All About Estates

No good deed goes unpunished by the CRA

Part I – Personal Attribution

This blog has been written by Pritika Deepak /Associate at Fasken LLP

Gifting property or making loans to family members is a common way for individuals to transfer and share their wealth with their loved ones. There are, however, several rules in the Income Tax Act (Canada)[1] (the “Act”), commonly referred to as the attribution rules, which prevent or restrict an individual from “income splitting”. Income splitting is the term used to describe arrangements aimed at saving tax by shifting the tax burden from a taxpayer in a high tax bracket to a family member in a lower tax bracket, with the ultimate goal of reducing the total amount of tax paid by the family. The attribution rules generally apply in circumstances when an individual transfers property or makes a loan to another individual, a trust, or a corporation.

When applicable, the attribution rules generally attribute income or loss arising from property transferred by a taxpayer, and in some circumstances, taxable capital gains or allowable capital losses realized on the disposition of the property, to the transferor for the purposes of calculating the transferor’s net income.

This three part series will provide a high level overview of the attribution rules dealing with transfers and/or loans to: (1) an individual, (2) a trust, and (3) a corporation.

We begin with transfers of property or loans to an individual.
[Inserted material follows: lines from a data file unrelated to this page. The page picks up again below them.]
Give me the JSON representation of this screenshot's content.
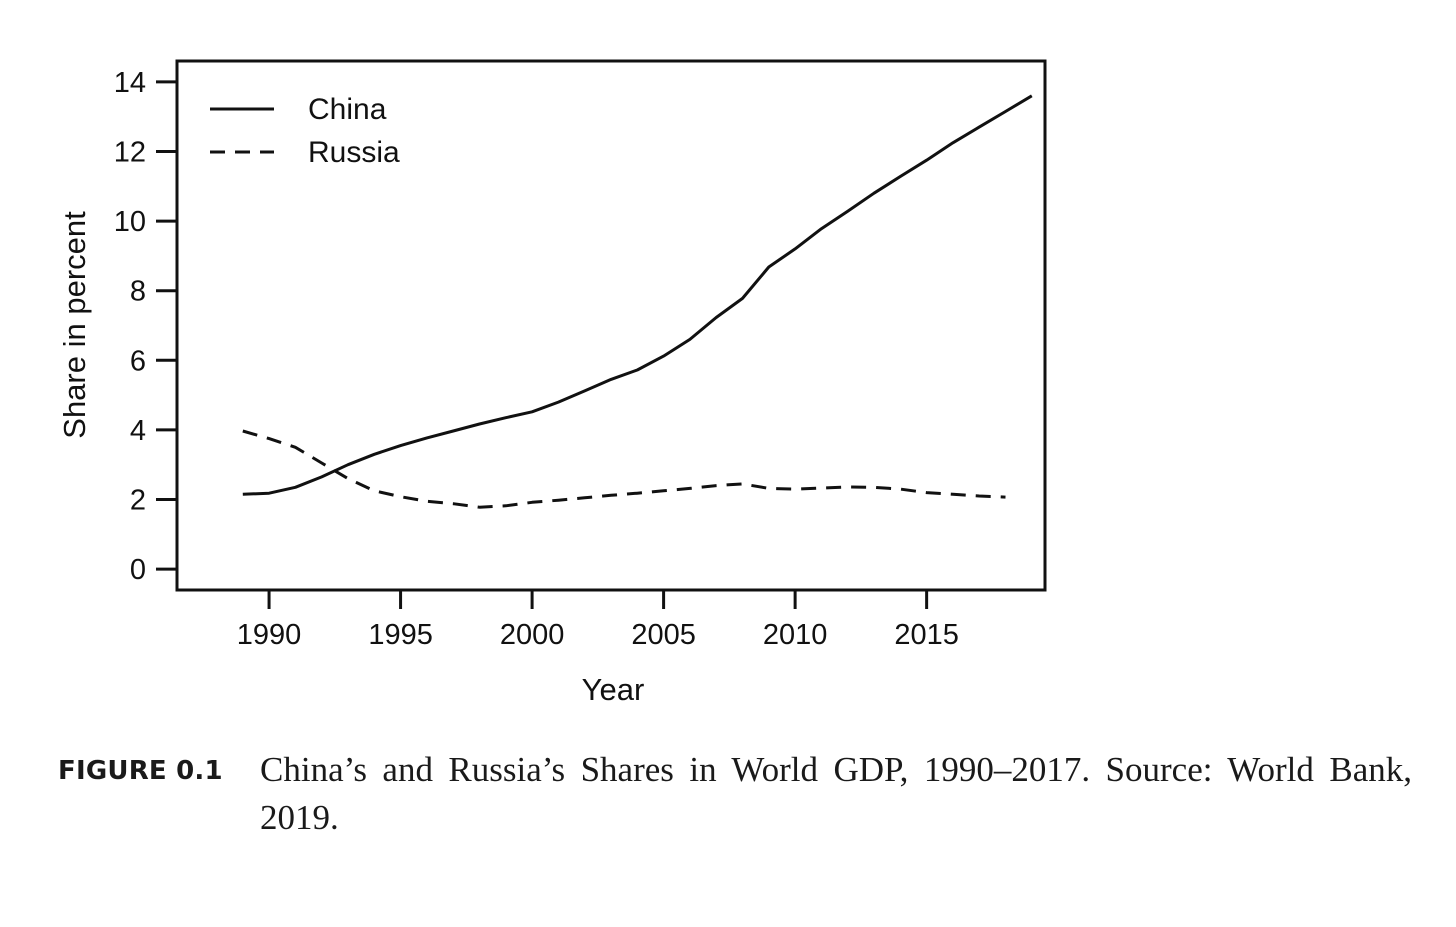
{
  "chart_data": {
    "type": "line",
    "title": "",
    "xlabel": "Year",
    "ylabel": "Share in percent",
    "xlim": [
      1986.5,
      2019.5
    ],
    "ylim": [
      -0.6,
      14.6
    ],
    "xticks": [
      1990,
      1995,
      2000,
      2005,
      2010,
      2015
    ],
    "yticks": [
      0,
      2,
      4,
      6,
      8,
      10,
      12,
      14
    ],
    "grid": false,
    "legend_position": "top-left",
    "series": [
      {
        "name": "China",
        "style": "solid",
        "color": "#111111",
        "x": [
          1989,
          1990,
          1991,
          1992,
          1993,
          1994,
          1995,
          1996,
          1997,
          1998,
          1999,
          2000,
          2001,
          2002,
          2003,
          2004,
          2005,
          2006,
          2007,
          2008,
          2009,
          2010,
          2011,
          2012,
          2013,
          2014,
          2015,
          2016,
          2017,
          2018,
          2019
        ],
        "values": [
          2.15,
          2.18,
          2.35,
          2.65,
          3.0,
          3.3,
          3.55,
          3.77,
          3.97,
          4.17,
          4.35,
          4.52,
          4.8,
          5.12,
          5.45,
          5.72,
          6.12,
          6.6,
          7.23,
          7.78,
          8.68,
          9.2,
          9.78,
          10.28,
          10.8,
          11.28,
          11.75,
          12.25,
          12.7,
          13.15,
          13.6
        ]
      },
      {
        "name": "Russia",
        "style": "dashed",
        "color": "#111111",
        "x": [
          1989,
          1990,
          1991,
          1992,
          1993,
          1994,
          1995,
          1996,
          1997,
          1998,
          1999,
          2000,
          2001,
          2002,
          2003,
          2004,
          2005,
          2006,
          2007,
          2008,
          2009,
          2010,
          2011,
          2012,
          2013,
          2014,
          2015,
          2016,
          2017,
          2018
        ],
        "values": [
          3.97,
          3.75,
          3.5,
          3.05,
          2.6,
          2.25,
          2.08,
          1.95,
          1.88,
          1.78,
          1.82,
          1.92,
          1.98,
          2.05,
          2.12,
          2.18,
          2.25,
          2.32,
          2.4,
          2.45,
          2.32,
          2.3,
          2.33,
          2.36,
          2.35,
          2.3,
          2.2,
          2.15,
          2.1,
          2.07
        ]
      }
    ]
  },
  "caption": {
    "label": "FIGURE 0.1",
    "text": "China’s and Russia’s Shares in World GDP, 1990–2017.  Source: World Bank, 2019."
  }
}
(i)         Income Attribution

Subsection 74.1(1) of the Act states that where an individual transfers or loans property to or for the benefit of their spouse or common-law partner, any income or loss of the spouse/common-law partner from the property (or property substituted therefor), is deemed to be the income or loss of the transferor. A similar rule in subsection 74.1(2) of the Act applies to transfers or loans of property to related minors who do not deal at arm’s length with the transferor, or who are the niece or nephew of the transferor. This attribution of income applies where such transfers are made “…either directly or indirectly, by means of a trust or by any other means whatever..”[2] , intending to capture a broad range of transfers. It is also worth noting that the attribution rules under subsection 74.1(1) applies to individuals who have become spouses since the transfer or loan , but does not apply to periods of time where spouses are living separate and apart due to a breakdown of a marriage or common-law partnership.

(ii)       Capital Gain/Losses Attribution

Subsection 74.2(1) of the Act attributes capital gains or losses realized by the transferee spouse/common law partner from the disposition of transferred or lent property, to the transferor spouse/common law partner.

There is no attribution of capital gains and losses in respect of property transferred or loaned to related minors. Further, the attribution rules in 74.1(1) and (2) cease to apply following the death of the transferor and throughout the period when the transferor is not resident in Canada.

It is important to note that there are some exceptions to the attribution rules described above, including the fair market value exception. As some of these exceptions apply to the attribution rules involving trusts and corporations, the exceptions will be addressed in the next series of this blog.

 

[1]      Income Tax Act (RSC, 1985, c.1 (5th Supp.))

[2]      Ibid. at subsections 74.1(1) and 74.1(2).